Tchitchikov roule à toute allure sur la mauvaise route où Séliphane ne fait pas merveille : on manque emboutir une voiture dont la passagère est très belle, et cette beauté frappe Tchitchikov comme un rai de lumière. On arrive enfin chez Sobakievitch, rustre dont la silhouette et le caractère rappellent un ours mal léché. Après avoir dénigré tout ce que la contrée compte de notables, il écoute la proposition de Tchitchikov mais exige pour ses âmes mortes un prix exorbitant. L’affaire est conclue après une rude négociation, et il est temps de rencontrer un autre propriétaire, Pliouchkine. Le domaine de ce dernier a tout pour être prospère, mais le maître est d’une avarice sordide, préférant économiser un clou que réparer une palissade. Sa mise est lamentable au point que Tchitchikov le prend d’abord pour un domestique. Une fois ce malentendu dissipé, la négociation est entamée, et l’avare consent à vendre ses âmes mortes à Tchitchikov. Notre héros est maintenant à la tête d’un joli nombre d’âmes, et il est temps pour lui de retourner à l’auberge de N…

Il est ravi : son projet est sur le point d’aboutir car il a réussi à faire entériner ses étranges transactions par l’administration. Quand on l’interroge sur ses intentions, il se garde bien de préciser que les serfs qu’il a achetés sont morts, et il raconte qu’il a l’intention de peupler une lointaine colonie. En outre, les notables de la ville le reçoivent comme un ami, et les invitations se succèdent.
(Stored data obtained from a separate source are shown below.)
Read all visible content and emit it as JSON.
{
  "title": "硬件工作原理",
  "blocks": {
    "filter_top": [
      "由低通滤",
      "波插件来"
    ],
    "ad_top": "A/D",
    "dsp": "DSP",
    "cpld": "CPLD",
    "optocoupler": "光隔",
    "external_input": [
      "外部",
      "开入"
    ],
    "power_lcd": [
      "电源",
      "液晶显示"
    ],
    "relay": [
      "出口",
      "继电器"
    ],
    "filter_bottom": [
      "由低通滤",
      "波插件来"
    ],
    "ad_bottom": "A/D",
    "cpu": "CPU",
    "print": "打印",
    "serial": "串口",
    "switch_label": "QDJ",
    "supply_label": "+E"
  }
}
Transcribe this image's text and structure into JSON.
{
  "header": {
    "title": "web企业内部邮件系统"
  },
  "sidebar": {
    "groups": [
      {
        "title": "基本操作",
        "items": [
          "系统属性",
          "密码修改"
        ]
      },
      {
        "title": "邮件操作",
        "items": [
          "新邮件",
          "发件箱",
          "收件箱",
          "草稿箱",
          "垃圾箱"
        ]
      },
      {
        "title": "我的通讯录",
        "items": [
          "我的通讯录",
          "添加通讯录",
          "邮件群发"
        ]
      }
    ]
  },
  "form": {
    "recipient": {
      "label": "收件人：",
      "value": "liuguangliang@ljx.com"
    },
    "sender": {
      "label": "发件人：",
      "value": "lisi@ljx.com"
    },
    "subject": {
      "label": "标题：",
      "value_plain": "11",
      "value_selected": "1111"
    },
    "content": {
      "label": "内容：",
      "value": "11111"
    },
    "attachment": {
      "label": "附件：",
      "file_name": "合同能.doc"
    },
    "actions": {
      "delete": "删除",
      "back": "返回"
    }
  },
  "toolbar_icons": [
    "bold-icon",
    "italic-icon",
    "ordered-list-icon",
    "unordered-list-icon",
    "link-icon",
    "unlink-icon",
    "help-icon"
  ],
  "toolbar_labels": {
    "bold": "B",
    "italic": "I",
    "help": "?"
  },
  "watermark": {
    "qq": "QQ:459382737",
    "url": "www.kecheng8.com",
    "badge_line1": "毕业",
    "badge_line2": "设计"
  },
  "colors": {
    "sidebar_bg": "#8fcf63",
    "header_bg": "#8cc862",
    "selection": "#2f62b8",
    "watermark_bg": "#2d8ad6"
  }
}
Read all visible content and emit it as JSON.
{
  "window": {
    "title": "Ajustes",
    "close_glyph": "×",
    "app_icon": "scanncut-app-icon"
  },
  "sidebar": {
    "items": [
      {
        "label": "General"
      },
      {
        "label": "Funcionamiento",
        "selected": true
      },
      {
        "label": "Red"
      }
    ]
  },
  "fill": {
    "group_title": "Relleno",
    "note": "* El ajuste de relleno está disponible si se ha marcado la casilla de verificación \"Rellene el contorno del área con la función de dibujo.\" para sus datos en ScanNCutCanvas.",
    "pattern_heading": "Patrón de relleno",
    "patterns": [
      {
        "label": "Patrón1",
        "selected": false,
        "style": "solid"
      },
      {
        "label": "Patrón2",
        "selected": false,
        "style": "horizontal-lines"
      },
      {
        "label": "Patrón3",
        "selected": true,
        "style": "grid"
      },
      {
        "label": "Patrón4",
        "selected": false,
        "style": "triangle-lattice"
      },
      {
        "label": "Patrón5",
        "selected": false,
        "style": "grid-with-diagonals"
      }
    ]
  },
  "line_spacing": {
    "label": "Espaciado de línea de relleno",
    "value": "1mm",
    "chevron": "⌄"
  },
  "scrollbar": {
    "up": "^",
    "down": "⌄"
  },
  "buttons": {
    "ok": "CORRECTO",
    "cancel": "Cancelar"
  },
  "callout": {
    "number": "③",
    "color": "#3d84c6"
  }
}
Il est devenu la coqueluche des dames et le bal que donne le gouverneur les voit se jeter à son cou sans la moindre pudeur. Or, Tchitchikov n’a d’yeux que pour une jeune fille qu’il retrouve, cette apparition fugace croisée un jour sur le chemin de la demeure de Sobakievitch. C’est la fille du gouverneur et cette seule présence efface toutes les autres pour Tchitchikov, au grand dam de ses admiratrices qui prennent fort mal la chose. C’est le moment que choisit Nozdref pour apparaître : il est saoul à tomber et interpelle Tchitchikov : pourquoi lui a-t-il acheté des âmes mortes ? Que compte-t-il faire de ce qui n’existe pas ? Fort embarrassé, Tchitchikov s’éclipse, mais le mal est fait. Les notables interrogent Nozdref, fieffé menteur qui raconte n’importe quoi mais qui sème encore le doute. Puis la vieille Korobotchka arrive en ville, car elle veut absolument connaître le prix d’une âme morte sur le marché. La rumeur court : les dames dépitées accusent Tchitchikov d’avoir voulu enlever la fille du gouverneur ! Notre héros n’a d’autre choix que la fuite.

Tchitchikov n’a décidément pas de chance. Fils de petite noblesse et pourvu d’une solide éducation, il a tâté de la carrière dans l’administration. Au service des douanes, il met au point de lucratifs trafics qui l’enrichissent bientôt, mais qui s’effondrent quand il est dénoncé. C’est alors que germe une nouvelle idée : il va acheter des âmes mortes et les faire passer auprès d’un prêteur comme les futurs colons qui peupleront une terre vierge. Le prêteur avancera l’argent nécessaire à l’équipement de cette colonie sur la foi des actes d’achat prouvant la possession des serfs, dont Tchitchikov se gardera de préciser qu’ils sont morts. Une fois l’argent empoché, Tchitchikov achètera une terre et réalisera son rêve : être propriétaire et vivre des rentes de son domaine. Mais pour l’heure, cette escroquerie en apparence infaillible tourne court, puisque Tchitchikov doit quitter N… au plus vite de peur d’être arrêté pour tentative d’enlèvement d’une jeune fille.